Below are a few excerpts from Berger’s article. The whole thing is worth reading, and there are many links to further information.

A young black man gunned down by law enforcement. His body is then left outside for four hours. The shocking gore of the situation sparks countless protests around the country calling for an end to racism. Meanwhile, popular attention to the incident prompts investigations into the young man killed, leading some critics to suggest that his working-class background and alleged criminal activities somehow make his death justifiable.

It is not the last month in Ferguson, Missouri. It is not Michael Brown, Eric Garner, Ezell Ford, Roshad McIntosh or any of the other unarmed black men killed by police in recent weeks — though it could be. It is San Quentin, California, in the year 1971. His name was George Jackson. Though more than four decades have gone by since he was killed, his life and death signal the ways in which this country’s macabre routine of police violence against young black men and women has become institutionalized throughout the criminal justice system.

…When George Jackson went to prison in 1960, there were 200,000 people in prisons around the country. When he published “Soledad Brother“ in 1970, the rate of imprisonment was the lowest it had been in 20 years, with 96 out of every 100,000 Americans in prison. When he was killed in San Quentin in 1971, there were 300,000 people incarcerated, a rate of about 200 per 100,000 people.

Three decades later, when Gov.

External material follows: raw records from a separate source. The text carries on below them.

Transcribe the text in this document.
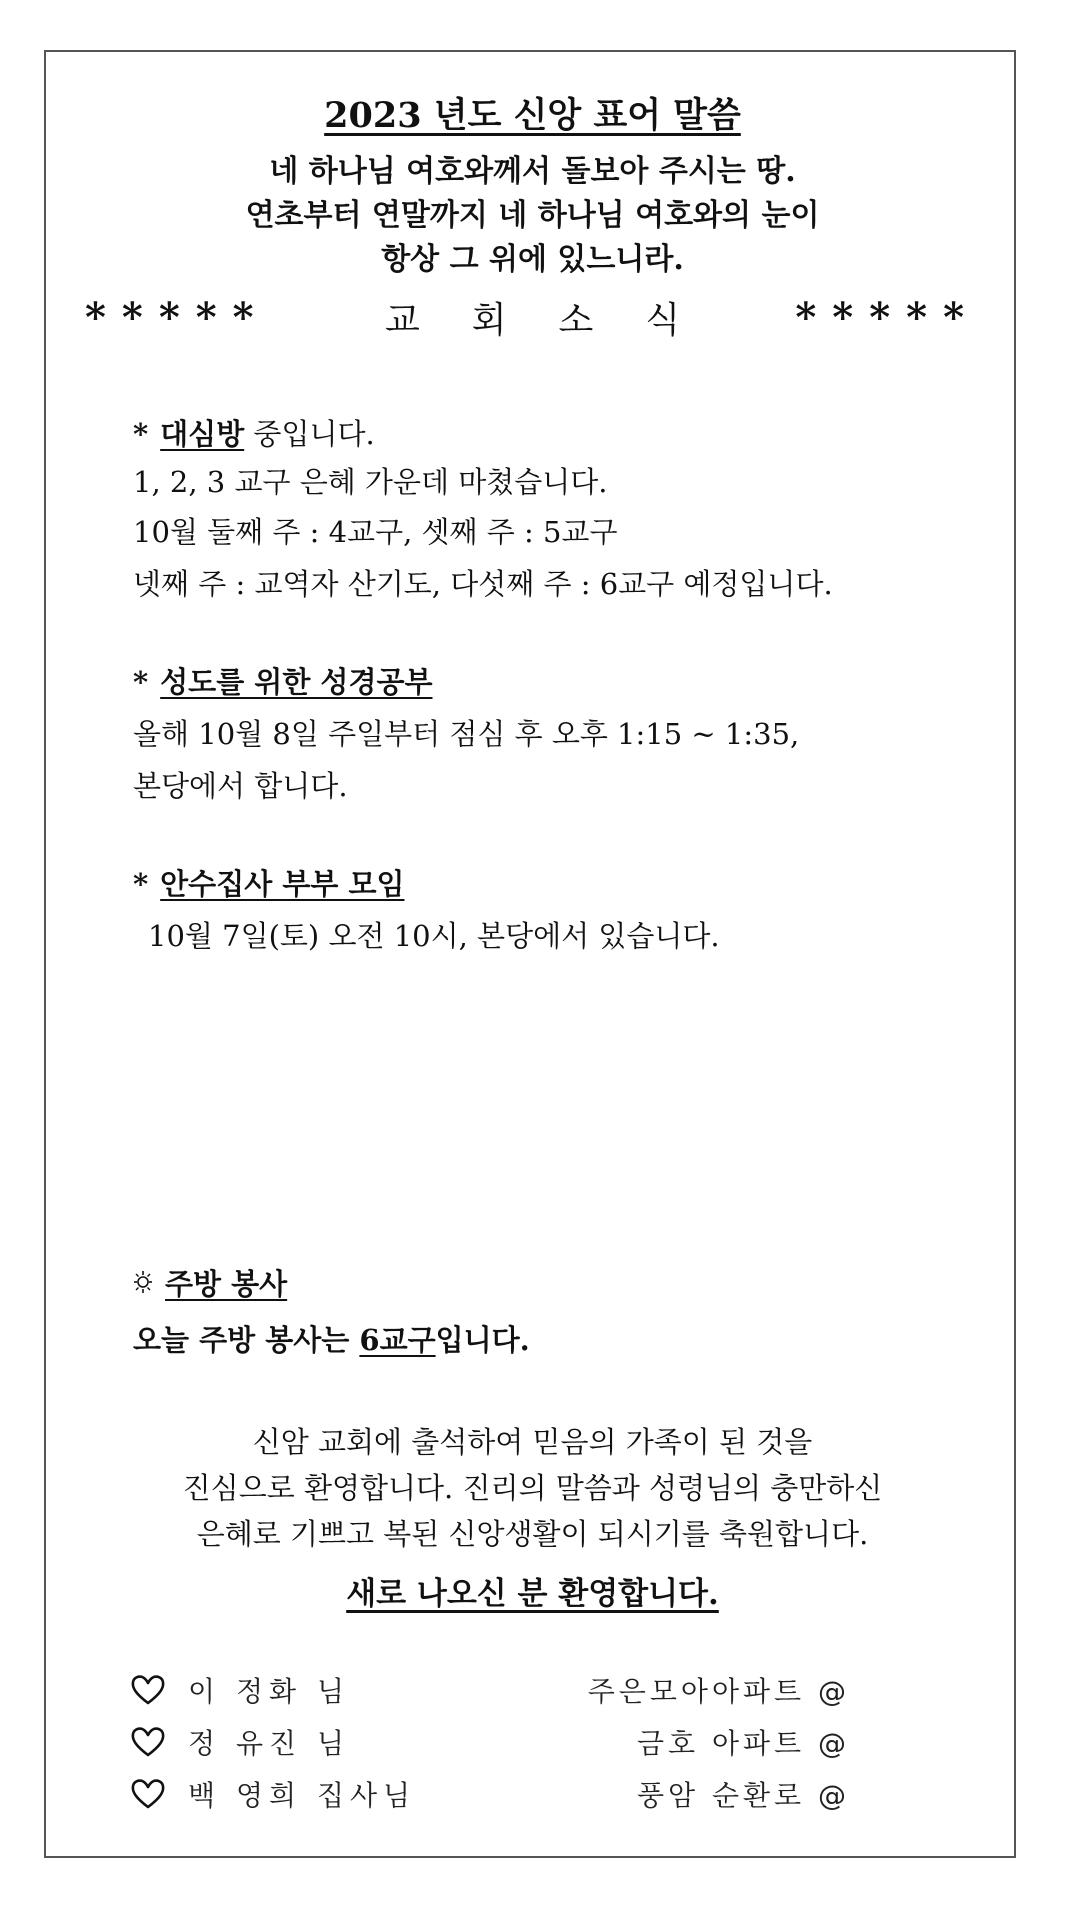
2023 년도 신앙 표어 말씀
네 하나님 여호와께서 돌보아 주시는 땅.
연초부터 연말까지 네 하나님 여호와의 눈이
항상 그 위에 있느니라.
*****	교회소식 *****
* 대심방 중입니다.
1, 2, 3 교구 은혜 가운데 마쳤습니다.
10월 둘째 주 : 4교구, 셋째 주 : 5교구
넷째 주 : 교역자 산기도, 다섯째 주 : 6교구 예정입니다.
* 성도를 위한 성경공부
올해 10월 8일 주일부터 점심 후 오후 1:15 ~ 1:35,
본당에서 합니다.
* 안수집사 부부 모임
10월 7일(토) 오전 10시, 본당에서 있습니다.
주방 봉사
오늘 주방 봉사는 6교구입니다.
신암 교회에 출석하여 믿음의 가족이 된 것을
진심으로 환영합니다. 진리의 말씀과 성령님의 충만하신
은혜로 기쁘고 복된 신앙생활이 되시기를 축원합니다.
새로 나오신 분 환영합니다.
이 정화 님	주은모아아파트 @
정 유진 님	금호 아파트 @
백 영희 집사님	풍암 순환로 @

Arnold Schwarzenegger refused to stay the execution of Stanley Tookie Williams because the Crips co-founder had dedicated one of his anti-violence books to George Jackson and other well-known black activists (proving, Schwarzenegger said in a statement at the time, that Williams had not been rehabilitated), one in 100 American adults  is in prison — approximately 2.3 million people. As of 2011 one in 34 adults, more than 7 million people, is under some form of correctional supervision: prison, parole or probation. Five percent of the world’s population, the United States imprisons 25 percent of the world’s prisoners.

Such staggering and lopsided rates of incarceration devastate whole communities, as the families of Michael Brown, Trayvon Martin, Renisha McBride and so many others can attest: Not only does mass incarceration break up families but it promotes punitive and preemptive policing of black life.

… Jackson and other dissident prisoners were the canaries in the coal mine of our prison nation: Their experience being aggressively policed, excessively sentenced and brutally treated in prison has become the norm. The elements that made his case so noteworthy in 1971 — the long sentence for a petty crime, the indefinite use of solitary confinement — are now almost too mundane to be newsworthy.

As long as the United States continues to police, imprison and kill so many young black men and women, George Jackson will remain a figure whose story needs to be told.